OK let's be fair, bottom line is time is money, while YOU say it is only a few minutes to fill out the customs forms and take it to the post office it is not a few minutes. It can take a few minutes to find the forms, then a few minutes to glance them over, only top find the item you are shipping is listed on the form as not to be exported, it contains animal fats or was manufactured in another country. Then the seller is now liable for not being honest on the form, is the seller at risk or the buyer, so the seller is going to chance it anyway, hoping the the buyer does not retaliate with bad feedback. Now has to go into the post office. Stand in the line for 45 minutes all so the buyer can get a fair price on handling, a few dollars of course. Then the buyer does not want to pay the expedited shipping that Paypal requires, they want book rate. A few weeks later they still do not have the product, they complain to Paypal. paypal not offering buyer protection to many non-us countries,
Good points. My brother had a successful eBay shipping experience to Australia, although the buyer flooded him with emails about questions and preferences for shipping a product valued over $1500. He sells mint condition N-scale trains and train sets. His frustration with being more specific in his advertising is that different countries and buyers have different rules for shipping high--dollar items apparantly. But, you offer some good reasons to attempt to better communicate the terms. Thanks for the suggestions.

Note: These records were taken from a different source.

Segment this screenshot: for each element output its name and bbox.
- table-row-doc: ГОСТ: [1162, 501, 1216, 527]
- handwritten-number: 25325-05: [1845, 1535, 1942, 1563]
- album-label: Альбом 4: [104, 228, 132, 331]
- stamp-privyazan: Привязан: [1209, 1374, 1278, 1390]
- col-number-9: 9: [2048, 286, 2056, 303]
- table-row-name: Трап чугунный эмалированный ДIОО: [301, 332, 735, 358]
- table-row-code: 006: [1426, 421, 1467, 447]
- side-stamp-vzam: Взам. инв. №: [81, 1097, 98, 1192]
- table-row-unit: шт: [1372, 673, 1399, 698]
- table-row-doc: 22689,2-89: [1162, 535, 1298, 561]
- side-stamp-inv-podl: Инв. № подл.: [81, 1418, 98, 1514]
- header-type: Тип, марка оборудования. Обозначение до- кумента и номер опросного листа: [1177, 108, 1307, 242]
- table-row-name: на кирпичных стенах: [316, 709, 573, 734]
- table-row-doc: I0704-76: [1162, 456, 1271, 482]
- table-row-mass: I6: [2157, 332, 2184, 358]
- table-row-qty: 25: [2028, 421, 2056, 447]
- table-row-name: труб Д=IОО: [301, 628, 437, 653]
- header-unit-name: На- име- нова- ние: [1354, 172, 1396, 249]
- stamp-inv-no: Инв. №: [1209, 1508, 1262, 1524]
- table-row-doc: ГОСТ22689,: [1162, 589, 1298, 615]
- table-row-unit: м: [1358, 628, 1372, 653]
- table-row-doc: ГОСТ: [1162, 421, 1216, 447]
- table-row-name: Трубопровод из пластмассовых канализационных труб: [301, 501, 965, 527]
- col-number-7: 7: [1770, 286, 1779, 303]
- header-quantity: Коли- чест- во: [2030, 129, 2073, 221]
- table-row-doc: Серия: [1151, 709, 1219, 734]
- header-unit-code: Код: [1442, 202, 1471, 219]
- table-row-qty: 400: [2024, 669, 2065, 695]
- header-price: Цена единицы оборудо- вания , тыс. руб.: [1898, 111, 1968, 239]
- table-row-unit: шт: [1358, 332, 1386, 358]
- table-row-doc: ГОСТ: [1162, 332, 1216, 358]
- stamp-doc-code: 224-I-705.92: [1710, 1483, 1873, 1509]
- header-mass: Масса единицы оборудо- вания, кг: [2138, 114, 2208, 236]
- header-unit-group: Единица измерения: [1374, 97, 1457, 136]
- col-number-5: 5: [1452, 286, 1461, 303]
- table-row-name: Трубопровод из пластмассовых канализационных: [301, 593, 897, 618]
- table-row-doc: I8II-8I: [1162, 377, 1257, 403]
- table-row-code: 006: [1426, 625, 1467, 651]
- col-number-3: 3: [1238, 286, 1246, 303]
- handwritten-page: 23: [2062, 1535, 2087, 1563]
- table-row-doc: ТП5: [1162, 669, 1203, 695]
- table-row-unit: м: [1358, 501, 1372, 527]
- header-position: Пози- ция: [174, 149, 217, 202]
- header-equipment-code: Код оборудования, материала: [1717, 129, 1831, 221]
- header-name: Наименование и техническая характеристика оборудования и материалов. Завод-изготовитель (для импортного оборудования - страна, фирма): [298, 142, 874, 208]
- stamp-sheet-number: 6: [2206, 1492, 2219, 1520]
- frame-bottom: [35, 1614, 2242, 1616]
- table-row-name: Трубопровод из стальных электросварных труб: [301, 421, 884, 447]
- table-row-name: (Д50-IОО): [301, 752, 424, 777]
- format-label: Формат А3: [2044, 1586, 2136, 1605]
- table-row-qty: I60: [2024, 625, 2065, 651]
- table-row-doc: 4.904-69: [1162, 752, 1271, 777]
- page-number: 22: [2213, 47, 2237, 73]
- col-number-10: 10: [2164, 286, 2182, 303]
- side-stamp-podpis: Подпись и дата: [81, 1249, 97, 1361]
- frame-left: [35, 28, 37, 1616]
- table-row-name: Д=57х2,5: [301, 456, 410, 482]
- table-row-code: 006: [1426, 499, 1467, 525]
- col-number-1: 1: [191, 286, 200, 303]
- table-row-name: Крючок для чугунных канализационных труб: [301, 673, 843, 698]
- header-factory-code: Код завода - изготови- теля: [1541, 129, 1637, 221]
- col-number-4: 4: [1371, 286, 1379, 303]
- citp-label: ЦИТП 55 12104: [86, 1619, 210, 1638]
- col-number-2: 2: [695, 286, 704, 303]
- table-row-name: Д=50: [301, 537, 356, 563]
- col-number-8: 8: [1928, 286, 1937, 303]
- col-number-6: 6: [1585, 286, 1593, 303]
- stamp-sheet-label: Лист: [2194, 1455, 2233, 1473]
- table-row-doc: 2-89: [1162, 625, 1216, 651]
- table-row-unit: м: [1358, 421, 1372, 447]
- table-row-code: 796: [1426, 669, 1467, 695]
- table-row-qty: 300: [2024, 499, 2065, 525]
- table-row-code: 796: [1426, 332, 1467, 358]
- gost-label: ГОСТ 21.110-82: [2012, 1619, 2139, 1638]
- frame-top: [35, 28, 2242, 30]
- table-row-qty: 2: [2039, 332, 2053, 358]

You are so right - and I am one of those who's guilty of only listing US and Canadian prices most of the time. However, about 1/3 of the time, my international buyers change their mind or I never hear from them and never get paid. :-(, which is a big pain in the bootie. Though when I do ship internationally, my prices are pretty low. Looks like I'm going to have to rethink my policy.
I used to sell on eBay. The reason I didn't do International shipping was the hassle at the PO. :-(
Many eBay'ers are just as inadequate and over-priced with their domestic customers - but I get your well made point.
I used to sell on eBay, and the reason I stopped shipping to international customers was their crazy demands. And if I had a penny for every Canadian that claimed that their package never arrived... sigh.
'Course, this was back in the day when PayPal wasn't international and I had to wait a couple weeks for an international money order to arrive. It was all such a pain.
Great advice. Terrific. I sell on Ebay and try to keep prices and SH low and fair.